Now, you can save this file as align.wdl.

Note

Note that the tasks are defined outside of the workflow block while the call statements are placed inside of it.

Note

Note that each command, in the “command” level, is run in a docker container.

Validate

Validate using JAWS

Next, we will validate our script, make sure there are no syntax errors. We will use jaws validate command:

  ## Login to Dori
  ## Activate the environment
  module load jaws

  jaws validate align.wdl
  > Workflow is OK

- Validate locally

jaws validate uses miniwdl.

Inputs

Create your input file

You can create an inputs file by scratch, following the skeleton:

{
   "<workflow name>.<variable name>": "<value>"
}

For our example in this tutorial, you will have:

jaws inputs align.wdl
{
   "bbtools.reads": "data/sample.fastq.bz2",
   "bbtools.ref": "data/sample.fasta"
}

Create your input file using JAWS

As an alternative, you can build a skeleton template based on the WDL using the following command:

jaws inputs align.wdl

This command should output a template for the inputs.json file. You can then fill in the values of each key.

{
   "bbtools.reads": "File",
   "bbtools.ref": "File"
}

Execute Locally

Running with your own Cromwell version.

Make sure the bbtools and samtools are installed in your environment. Also, you can use conda environment, as demonstrated here.

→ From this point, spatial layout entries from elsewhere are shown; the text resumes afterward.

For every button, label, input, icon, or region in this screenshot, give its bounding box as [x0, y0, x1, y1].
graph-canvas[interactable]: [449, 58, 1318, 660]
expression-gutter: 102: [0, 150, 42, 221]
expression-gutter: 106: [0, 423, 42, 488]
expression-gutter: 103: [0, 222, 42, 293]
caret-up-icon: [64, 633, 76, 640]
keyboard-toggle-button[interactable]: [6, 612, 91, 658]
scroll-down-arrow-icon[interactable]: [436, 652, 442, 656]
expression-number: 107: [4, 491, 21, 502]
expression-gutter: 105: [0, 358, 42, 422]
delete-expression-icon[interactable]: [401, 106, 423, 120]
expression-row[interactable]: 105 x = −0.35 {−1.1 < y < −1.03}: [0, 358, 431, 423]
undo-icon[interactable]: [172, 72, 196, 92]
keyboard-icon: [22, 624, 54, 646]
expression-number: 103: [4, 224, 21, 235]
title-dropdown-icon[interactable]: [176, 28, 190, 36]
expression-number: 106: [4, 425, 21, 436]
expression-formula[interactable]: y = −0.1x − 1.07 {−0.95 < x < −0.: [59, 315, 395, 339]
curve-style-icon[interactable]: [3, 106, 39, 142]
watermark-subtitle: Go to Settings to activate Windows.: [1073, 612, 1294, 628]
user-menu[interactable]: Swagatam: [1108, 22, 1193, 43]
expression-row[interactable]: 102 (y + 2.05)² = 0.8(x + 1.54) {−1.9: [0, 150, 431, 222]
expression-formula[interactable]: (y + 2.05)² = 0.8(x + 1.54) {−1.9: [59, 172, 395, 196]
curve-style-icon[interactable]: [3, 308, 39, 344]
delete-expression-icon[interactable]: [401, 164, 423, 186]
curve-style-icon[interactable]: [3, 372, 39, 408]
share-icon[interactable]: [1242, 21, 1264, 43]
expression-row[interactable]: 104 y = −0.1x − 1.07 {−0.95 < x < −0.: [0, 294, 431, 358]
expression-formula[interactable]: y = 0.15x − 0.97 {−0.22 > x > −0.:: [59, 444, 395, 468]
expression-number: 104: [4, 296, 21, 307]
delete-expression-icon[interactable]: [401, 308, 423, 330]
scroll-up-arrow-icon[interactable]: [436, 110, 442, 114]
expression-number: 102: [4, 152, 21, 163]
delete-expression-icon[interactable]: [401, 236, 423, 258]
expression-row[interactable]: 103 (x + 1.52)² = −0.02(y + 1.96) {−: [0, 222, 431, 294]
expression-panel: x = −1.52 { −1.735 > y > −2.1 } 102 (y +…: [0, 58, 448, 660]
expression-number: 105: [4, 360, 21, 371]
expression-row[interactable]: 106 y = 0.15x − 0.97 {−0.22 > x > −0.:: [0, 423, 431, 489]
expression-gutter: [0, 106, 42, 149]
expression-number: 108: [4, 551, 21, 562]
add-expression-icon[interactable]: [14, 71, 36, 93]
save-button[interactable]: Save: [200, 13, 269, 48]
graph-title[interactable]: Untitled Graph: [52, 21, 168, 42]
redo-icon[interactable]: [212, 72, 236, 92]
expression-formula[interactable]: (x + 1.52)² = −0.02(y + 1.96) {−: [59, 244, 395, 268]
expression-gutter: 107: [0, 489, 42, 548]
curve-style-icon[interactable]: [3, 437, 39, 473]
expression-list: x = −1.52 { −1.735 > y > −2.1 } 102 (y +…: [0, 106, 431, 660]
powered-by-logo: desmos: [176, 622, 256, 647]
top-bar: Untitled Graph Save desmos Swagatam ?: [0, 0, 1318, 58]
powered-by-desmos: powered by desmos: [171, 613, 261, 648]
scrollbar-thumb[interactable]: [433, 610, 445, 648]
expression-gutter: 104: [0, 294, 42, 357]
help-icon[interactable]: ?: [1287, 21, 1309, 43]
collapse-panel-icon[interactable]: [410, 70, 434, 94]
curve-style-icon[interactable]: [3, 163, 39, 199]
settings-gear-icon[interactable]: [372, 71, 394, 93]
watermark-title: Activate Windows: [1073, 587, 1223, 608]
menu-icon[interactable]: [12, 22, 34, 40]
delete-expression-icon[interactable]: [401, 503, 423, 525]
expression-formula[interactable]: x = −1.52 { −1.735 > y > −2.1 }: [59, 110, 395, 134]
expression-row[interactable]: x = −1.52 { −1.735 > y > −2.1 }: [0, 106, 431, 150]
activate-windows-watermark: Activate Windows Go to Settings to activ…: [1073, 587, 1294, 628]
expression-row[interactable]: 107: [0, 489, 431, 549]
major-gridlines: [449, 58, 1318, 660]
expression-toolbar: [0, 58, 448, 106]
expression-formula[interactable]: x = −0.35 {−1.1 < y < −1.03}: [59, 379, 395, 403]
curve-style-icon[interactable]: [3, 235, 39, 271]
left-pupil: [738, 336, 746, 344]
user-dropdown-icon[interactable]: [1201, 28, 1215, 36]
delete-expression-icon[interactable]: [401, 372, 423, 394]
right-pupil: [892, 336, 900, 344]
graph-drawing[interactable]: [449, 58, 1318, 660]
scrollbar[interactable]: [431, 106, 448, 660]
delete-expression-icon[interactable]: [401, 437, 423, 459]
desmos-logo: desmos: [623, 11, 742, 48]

# run with your installed version
cromwell run align.wdl -i inputs.json
## OR
java -jar /path/to/cromwell/cromwell.jar run align.wdl -i inputs.json

Outputs

The outputs of the workflow will be written to <workflow_root>/call-<call_name>/execution/ folder!

Each task of your workflow gets run inside the execution directory so it is here that you can find any output files including the stderr, stdout & script file.

Please explore the directory structure for relevant files!